La plupart des gens ne réalisent pas le pouvoir que possède le génie de comprendre l'essence d'un sujet sans avoir besoin de l'étudier laborieusement. Le maître d'un art est à l'aise dans n'importe quel autre, sans avoir nécessairement pratiqué ou étudié ses détails techniques. Je me souviens de cette scène dans l'atelier de Rodin, scène que je décris dans un sonnet. Un esprit brillant avait amené son violon et nous étions tous ensorcelés. Tout à coup, Rodin sourit et agita sa main en direction de "Pan et Syrinx". Je suivis le geste : les mesures qui venaient d'être jouées étaient identiques à la courbe de la mâchoire de la fille. La capacité à percevoir pareilles identités d'essence par-delà les différences de manifestation matérielle est l'immanquable gage de la maîtrise. Celui qui comprend (il ne suffit pas de connaître) un sujet comprendra n'importe quel autre, qu'il le connaisse ou non. Supposons qu'aient été également présents un grand jardinier, un grand géologue et un grand mathématicien. Auraient-ils échoué à comprendre et approuver ce signe de Rodin, je me serais refusé à les tenir pour de vrais maîtres, même dans leurs propres domaines. Car, et c'est à mon sens un test infaillible, le maître d'un art ou d'une science devrait reconnaître intuitivement (Neschamiquement) la vérité silencieuse, une et indivisible, derrière toutes les diversités d'expression.
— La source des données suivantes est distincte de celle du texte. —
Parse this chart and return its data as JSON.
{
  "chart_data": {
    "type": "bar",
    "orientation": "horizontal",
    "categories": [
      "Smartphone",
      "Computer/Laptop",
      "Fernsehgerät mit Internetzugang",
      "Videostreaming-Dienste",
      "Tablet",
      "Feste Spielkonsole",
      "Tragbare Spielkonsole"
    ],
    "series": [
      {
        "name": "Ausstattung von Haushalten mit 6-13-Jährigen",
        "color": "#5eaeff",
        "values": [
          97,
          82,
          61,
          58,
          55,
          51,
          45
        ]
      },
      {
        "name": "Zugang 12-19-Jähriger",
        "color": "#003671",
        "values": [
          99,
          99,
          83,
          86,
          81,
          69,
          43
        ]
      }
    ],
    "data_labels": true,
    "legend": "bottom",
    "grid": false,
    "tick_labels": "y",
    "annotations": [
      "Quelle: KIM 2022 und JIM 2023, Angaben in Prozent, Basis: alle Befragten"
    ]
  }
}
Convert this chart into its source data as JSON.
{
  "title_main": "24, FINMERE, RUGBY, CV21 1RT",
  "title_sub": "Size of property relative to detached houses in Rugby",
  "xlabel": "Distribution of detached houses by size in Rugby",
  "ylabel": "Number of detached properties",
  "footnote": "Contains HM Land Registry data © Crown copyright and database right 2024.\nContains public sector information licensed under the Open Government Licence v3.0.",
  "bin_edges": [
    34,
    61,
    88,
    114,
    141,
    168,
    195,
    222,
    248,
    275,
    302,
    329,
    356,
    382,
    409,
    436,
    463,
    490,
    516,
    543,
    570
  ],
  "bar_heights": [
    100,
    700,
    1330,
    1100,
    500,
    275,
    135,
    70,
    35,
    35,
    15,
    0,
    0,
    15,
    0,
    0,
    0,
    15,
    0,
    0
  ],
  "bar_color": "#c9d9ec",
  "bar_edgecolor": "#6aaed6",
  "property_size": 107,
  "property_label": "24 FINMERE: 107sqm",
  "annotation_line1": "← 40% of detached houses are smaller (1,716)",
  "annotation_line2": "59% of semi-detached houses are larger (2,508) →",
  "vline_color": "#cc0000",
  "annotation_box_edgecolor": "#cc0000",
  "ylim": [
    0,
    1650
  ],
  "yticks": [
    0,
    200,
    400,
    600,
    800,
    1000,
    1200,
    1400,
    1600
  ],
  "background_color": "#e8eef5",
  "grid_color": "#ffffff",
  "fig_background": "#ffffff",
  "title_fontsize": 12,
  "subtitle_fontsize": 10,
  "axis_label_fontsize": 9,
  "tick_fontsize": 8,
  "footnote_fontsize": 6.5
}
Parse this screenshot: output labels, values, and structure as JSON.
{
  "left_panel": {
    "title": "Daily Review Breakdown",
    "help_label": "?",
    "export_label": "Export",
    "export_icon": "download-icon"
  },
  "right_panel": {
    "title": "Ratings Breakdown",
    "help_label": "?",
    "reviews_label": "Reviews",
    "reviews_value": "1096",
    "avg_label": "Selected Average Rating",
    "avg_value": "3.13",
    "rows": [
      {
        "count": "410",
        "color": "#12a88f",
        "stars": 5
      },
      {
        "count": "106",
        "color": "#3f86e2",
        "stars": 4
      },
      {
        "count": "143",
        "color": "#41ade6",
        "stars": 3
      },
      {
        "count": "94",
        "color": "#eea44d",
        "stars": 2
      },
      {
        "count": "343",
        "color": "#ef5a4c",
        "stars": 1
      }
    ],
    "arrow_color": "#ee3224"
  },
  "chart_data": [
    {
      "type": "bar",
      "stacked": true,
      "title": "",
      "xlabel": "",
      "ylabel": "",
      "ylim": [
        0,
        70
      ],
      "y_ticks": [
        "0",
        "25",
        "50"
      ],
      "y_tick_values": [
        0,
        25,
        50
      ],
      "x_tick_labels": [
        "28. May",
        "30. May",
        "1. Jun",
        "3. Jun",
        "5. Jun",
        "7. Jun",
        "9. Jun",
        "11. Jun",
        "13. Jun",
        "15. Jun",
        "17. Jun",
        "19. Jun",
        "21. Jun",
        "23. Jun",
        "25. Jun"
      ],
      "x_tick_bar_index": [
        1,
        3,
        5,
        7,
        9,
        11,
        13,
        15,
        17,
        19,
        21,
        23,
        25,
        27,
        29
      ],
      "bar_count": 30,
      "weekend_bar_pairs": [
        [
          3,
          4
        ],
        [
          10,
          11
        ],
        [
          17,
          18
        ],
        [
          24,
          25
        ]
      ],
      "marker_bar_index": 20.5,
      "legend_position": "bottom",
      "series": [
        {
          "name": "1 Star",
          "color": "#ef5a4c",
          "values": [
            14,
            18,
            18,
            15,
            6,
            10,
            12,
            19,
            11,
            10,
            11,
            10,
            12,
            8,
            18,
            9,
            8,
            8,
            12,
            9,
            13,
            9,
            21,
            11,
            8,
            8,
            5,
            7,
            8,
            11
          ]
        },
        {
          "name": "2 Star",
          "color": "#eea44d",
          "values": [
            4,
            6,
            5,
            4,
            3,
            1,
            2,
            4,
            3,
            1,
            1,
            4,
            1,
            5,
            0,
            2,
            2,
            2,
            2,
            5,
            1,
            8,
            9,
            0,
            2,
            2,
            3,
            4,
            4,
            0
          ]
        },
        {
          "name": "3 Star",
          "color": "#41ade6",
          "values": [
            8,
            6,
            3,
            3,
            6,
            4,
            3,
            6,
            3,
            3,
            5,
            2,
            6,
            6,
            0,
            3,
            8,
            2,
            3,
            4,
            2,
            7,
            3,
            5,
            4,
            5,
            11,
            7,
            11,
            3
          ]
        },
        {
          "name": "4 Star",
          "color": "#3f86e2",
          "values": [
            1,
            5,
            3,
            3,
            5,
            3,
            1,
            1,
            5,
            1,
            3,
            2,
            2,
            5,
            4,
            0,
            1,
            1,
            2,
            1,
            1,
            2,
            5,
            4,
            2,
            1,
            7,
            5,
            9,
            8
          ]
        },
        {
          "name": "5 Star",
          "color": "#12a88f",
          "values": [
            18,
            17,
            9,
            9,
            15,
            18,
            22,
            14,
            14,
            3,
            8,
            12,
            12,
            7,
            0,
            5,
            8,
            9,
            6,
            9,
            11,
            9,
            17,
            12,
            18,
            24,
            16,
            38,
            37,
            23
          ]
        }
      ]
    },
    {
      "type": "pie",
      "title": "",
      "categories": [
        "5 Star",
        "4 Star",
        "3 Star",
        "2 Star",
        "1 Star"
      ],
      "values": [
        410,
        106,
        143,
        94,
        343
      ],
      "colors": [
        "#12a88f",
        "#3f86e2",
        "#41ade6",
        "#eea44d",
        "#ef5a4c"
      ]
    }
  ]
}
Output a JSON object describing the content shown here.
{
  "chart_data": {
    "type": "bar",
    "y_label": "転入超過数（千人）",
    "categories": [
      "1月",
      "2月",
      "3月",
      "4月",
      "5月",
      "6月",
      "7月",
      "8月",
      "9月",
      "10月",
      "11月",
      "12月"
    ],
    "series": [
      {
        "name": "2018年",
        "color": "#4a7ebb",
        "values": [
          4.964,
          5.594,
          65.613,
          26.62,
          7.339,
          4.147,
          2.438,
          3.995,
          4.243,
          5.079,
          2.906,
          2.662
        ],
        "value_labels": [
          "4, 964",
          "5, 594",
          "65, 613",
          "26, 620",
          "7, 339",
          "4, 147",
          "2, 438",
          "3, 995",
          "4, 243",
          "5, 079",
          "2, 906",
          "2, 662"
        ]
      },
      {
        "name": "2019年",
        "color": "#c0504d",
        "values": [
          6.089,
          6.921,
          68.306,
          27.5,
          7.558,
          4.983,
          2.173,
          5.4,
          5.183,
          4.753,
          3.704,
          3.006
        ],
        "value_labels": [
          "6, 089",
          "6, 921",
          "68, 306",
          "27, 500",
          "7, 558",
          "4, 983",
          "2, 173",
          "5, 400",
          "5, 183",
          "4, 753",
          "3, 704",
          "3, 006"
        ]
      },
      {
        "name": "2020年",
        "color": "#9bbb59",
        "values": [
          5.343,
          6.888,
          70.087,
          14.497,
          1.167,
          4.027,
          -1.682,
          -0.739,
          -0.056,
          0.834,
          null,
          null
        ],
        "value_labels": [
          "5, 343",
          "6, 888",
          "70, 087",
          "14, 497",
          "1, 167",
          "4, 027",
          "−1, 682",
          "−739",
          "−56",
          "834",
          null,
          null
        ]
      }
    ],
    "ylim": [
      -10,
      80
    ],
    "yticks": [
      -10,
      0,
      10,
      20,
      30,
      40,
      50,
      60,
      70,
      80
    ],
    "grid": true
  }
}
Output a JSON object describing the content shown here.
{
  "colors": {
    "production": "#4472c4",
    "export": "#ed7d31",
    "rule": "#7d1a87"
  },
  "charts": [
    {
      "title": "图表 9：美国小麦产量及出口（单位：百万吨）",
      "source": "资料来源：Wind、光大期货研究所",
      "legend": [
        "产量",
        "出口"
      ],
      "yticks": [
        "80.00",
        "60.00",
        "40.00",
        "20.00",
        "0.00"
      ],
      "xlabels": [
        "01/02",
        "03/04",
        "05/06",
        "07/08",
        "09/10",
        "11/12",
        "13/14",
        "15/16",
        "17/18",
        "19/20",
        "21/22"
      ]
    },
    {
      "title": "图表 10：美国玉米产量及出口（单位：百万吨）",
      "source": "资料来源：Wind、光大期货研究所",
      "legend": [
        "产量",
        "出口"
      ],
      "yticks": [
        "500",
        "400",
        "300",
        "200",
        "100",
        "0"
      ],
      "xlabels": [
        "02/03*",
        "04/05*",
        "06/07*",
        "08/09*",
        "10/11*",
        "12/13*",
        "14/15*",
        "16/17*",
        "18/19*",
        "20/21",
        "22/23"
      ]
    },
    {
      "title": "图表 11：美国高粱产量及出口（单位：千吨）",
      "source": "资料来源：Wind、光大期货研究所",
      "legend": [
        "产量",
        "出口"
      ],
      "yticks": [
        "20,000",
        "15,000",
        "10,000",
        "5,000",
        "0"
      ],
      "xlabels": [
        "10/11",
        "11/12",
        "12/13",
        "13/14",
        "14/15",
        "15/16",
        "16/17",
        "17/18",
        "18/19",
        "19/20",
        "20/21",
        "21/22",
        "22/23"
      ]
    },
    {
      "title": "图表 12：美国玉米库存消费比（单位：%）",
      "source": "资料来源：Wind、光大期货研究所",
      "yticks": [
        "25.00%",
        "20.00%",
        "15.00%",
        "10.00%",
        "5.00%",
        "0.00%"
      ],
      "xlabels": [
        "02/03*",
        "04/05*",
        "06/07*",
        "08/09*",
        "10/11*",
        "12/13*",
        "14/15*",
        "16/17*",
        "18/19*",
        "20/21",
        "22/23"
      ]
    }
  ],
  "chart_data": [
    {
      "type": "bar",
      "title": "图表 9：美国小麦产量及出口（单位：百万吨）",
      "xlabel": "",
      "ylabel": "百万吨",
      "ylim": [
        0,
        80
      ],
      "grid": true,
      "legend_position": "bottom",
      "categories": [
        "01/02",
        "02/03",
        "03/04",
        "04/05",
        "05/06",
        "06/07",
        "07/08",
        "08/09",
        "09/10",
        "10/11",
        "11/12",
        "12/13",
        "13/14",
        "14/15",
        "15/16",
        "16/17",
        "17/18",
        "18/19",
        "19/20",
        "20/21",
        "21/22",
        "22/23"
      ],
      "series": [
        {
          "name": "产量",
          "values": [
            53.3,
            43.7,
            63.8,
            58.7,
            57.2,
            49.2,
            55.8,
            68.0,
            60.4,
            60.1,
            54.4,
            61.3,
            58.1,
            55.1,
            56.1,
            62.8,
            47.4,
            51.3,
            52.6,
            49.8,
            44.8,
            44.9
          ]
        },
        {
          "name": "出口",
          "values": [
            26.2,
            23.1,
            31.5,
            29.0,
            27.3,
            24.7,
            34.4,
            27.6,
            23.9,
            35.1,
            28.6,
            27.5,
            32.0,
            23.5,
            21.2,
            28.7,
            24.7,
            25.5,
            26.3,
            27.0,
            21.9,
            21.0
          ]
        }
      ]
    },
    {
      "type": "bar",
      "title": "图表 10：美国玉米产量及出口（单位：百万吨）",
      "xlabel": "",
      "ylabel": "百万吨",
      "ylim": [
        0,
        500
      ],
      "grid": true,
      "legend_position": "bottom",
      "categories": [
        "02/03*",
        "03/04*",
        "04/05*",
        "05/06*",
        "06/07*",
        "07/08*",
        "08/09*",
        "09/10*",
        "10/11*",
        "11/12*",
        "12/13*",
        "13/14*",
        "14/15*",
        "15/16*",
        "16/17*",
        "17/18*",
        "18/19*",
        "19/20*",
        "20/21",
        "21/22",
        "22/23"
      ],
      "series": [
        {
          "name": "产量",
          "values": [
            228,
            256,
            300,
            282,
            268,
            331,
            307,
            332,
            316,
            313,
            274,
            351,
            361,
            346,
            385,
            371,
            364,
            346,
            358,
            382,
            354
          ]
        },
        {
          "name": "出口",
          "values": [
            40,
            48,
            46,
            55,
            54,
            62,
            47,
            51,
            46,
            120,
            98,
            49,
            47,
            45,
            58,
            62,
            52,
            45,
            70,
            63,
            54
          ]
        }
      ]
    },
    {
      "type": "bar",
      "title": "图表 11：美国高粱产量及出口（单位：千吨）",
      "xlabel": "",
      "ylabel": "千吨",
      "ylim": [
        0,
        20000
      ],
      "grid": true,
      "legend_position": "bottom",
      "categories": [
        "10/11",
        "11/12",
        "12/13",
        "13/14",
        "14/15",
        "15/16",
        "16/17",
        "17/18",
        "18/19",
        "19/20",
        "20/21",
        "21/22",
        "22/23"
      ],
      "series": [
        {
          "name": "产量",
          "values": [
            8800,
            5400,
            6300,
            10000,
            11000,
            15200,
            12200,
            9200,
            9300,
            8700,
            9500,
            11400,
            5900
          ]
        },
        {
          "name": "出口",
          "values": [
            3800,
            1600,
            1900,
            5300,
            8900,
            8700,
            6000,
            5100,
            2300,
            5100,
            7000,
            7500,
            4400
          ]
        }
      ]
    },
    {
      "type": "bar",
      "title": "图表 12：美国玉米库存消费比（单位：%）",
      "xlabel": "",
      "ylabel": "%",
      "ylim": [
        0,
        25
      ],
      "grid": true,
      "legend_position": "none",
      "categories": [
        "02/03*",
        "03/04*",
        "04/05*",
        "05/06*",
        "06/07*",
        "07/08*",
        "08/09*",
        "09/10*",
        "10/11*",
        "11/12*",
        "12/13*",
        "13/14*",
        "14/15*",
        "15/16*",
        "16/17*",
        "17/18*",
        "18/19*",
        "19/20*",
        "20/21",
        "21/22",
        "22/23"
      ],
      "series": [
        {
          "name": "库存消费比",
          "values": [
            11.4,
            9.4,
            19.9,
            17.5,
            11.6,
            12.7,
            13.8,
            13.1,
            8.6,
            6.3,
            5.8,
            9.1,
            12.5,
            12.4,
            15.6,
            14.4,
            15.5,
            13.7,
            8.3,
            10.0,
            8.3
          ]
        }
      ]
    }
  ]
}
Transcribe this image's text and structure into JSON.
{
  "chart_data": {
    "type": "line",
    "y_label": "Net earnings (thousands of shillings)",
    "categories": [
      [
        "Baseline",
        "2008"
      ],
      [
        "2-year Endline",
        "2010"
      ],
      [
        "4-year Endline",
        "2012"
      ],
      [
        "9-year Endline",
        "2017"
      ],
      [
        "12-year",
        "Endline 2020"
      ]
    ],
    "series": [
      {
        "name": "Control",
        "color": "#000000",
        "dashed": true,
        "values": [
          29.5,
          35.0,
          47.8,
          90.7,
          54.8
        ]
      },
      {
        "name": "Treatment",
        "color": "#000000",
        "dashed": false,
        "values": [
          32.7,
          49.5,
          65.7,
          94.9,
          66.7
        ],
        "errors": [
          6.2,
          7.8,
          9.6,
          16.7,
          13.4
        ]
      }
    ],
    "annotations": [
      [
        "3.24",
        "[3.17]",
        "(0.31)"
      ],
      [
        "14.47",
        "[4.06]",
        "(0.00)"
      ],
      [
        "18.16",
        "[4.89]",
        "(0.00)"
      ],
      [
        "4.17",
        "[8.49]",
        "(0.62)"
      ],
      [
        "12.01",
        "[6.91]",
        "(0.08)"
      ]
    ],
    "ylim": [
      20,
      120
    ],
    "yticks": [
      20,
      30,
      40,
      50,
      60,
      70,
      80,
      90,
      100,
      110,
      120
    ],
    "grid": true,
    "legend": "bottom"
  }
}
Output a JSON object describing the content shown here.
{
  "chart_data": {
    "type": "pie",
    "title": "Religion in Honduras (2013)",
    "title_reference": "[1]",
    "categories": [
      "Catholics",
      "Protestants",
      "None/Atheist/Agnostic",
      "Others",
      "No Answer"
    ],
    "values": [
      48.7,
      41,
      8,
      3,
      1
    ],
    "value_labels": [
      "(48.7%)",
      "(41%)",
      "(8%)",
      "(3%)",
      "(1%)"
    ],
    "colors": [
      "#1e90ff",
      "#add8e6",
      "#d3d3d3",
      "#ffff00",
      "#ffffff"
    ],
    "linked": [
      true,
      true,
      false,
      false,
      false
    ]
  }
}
"L'expérience m'a enseigné que tout homme bien instruit dans un domaine, mais qui n'en possède pas une compréhension suffisante pour accéder à la maîtrise que j'ai décrite, éprouvera une profonde aversion envers cette doctrine. Elle minimise la dignité de ses laborieuses études et l'accuse pour finir de n'avoir que des acquis de nature inférieure. La plus sophistiquée des victimes peut usuellement s'ériger une protection apparemment non-émotionnelle sous forme d'un scepticisme dont l'absurdité opiniâtre est évidente pour un observateur extérieur, mais que la victime perçoit comme une simple défense de ce qu'elle estime être vrai. Ce type d'auto-protection freudienne du moi est souvent entièrement à l'épreuve de la colère, même lorsqu'on accuse sans détours l'orgueil intellectuel et la jalousie. Elle compte sur la capacité de l'esprit à confondre, lorsqu'il est aux abois, l'essence d'un sujet avec ses aléas. Rien si ce n'est une très pure aspiration à la vérité - et l'expérience ( souvent humiliante ) de pareilles réactions - ne prévaut contre ce genre donné de servitude.



BALZAC
Giant, with iron secrecies ennighted,
Cloaked, Balzac stands and sees. Immense disdain,
Eg-yptian silence, mastery of pain,
Gargantuan laughter, shake or still the ignited
Stature of the Master, vivid. Far, affrighted,
The stunned air shudders on the skin. In vain
The Master of La Comédie Humaine
Shadows the deep-set eyes, genius-lighted.
Epithalamia, birth songs, epitaphs,
Are written in the mystery of his lips.
Sad wisdom, scornful shame, grand agony
In the coffin folds of the cloak, scarred mountains, lie,
And pity hides i' th' heart. Grim knowledge grips
The essential manhood. Balzac stands, and laughs.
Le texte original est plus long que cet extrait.